Godden v Hales (1686): ‘If an act of parliament had a clause in it that it should never be repealed, yet without question, the same power that made it, may repeal it.’
Thomas Paine: ‘every age and generation must be as free to act for itself, in all cases as the ages and generations which preceded it. The vanity and presumption of governing beyond the grave is the most ridiculous and insolent of all tyrannies.’
What is the manner and form argument?
That the Courts are only bound by Parliament if the law was enacted correctly.
Describe the R(Jackson) v Attorney General Case.
Facts: he 1949 Act should not have been passed as it did not fit the description given for bills to be passed until the 1911 Act.

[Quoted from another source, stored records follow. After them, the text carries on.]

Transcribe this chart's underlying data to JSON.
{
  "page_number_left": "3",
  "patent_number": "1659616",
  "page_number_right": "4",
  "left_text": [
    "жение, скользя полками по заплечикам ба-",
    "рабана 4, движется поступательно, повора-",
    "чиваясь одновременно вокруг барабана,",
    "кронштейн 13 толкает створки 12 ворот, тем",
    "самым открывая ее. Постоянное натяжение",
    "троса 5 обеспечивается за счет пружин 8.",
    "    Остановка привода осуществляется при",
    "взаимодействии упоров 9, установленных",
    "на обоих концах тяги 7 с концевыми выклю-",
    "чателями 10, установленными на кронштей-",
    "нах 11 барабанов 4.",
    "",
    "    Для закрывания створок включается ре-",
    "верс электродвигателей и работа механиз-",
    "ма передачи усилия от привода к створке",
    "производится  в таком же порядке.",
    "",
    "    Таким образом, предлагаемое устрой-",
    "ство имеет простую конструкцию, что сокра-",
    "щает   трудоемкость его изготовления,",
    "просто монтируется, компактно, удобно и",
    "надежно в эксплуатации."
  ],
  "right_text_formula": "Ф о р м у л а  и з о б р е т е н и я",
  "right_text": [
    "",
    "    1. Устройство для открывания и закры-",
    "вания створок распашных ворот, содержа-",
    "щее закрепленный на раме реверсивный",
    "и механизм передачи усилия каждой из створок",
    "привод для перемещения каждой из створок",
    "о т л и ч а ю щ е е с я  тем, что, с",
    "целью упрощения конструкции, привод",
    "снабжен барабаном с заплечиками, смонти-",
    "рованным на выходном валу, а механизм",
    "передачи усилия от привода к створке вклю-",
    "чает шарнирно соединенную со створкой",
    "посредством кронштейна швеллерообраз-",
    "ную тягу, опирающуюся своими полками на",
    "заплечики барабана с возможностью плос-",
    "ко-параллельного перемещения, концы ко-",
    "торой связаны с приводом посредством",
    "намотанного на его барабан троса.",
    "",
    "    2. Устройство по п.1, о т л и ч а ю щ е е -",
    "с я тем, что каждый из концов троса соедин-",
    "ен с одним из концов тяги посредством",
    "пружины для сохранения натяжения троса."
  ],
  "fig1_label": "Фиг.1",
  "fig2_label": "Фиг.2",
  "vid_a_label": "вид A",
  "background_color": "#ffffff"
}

Therefore the 1949 Act and the 2004 Hunting Act are not valid.
The Jackson case suggests that there may be limits to parliamentary sovereignty – the courts may have the authority to strike down an Act of Parliament if it violates fundamental constitutional principles.
Lord Steyn: ‘Parliamentary sovereignty is no longer, if it ever was, absolute… it is no longer right to say that its freedom to legislate admits of no qualification whatever. Step by step, gradually but surely, the English principle of the absolute legislative sovereignty of Parliament… is being qualified… The rule of law enforced by the courts is the ultimate controlling factor on which our constitution is based. The fact that your Lordships have been willing to hear this appeal and to give judgment upon it is another indication that the courts have a part to play in defining the limits of Parliament’s legislative sovereignty.’ However, his comments could possibly have been limited to the Parliament Acts.
Lord Hope: ‘The courts will, of course, decline to hold that Parliament has interfered with fundamental rights unless it has made its intentions crystal clear. The courts will treat with particular suspicion (and might even reject) any attempt to subvert the rule of law by removing governmental action affecting the rights of the individual from all judicial scrutiny.’
Baroness Hale: ‘I do not, and I have no doubt your Lordships do not, have any wish to expand the role of the judiciary at the expense of any other organ of the State or to seek to frustrate the properly expressed wish of Parliament as contained in legislation. The attribution in certain quarters of such a wish to the judiciary is misconceived and appears to be the product of lack of understanding of the judicial function and the sources of law which the courts are bound to apply.’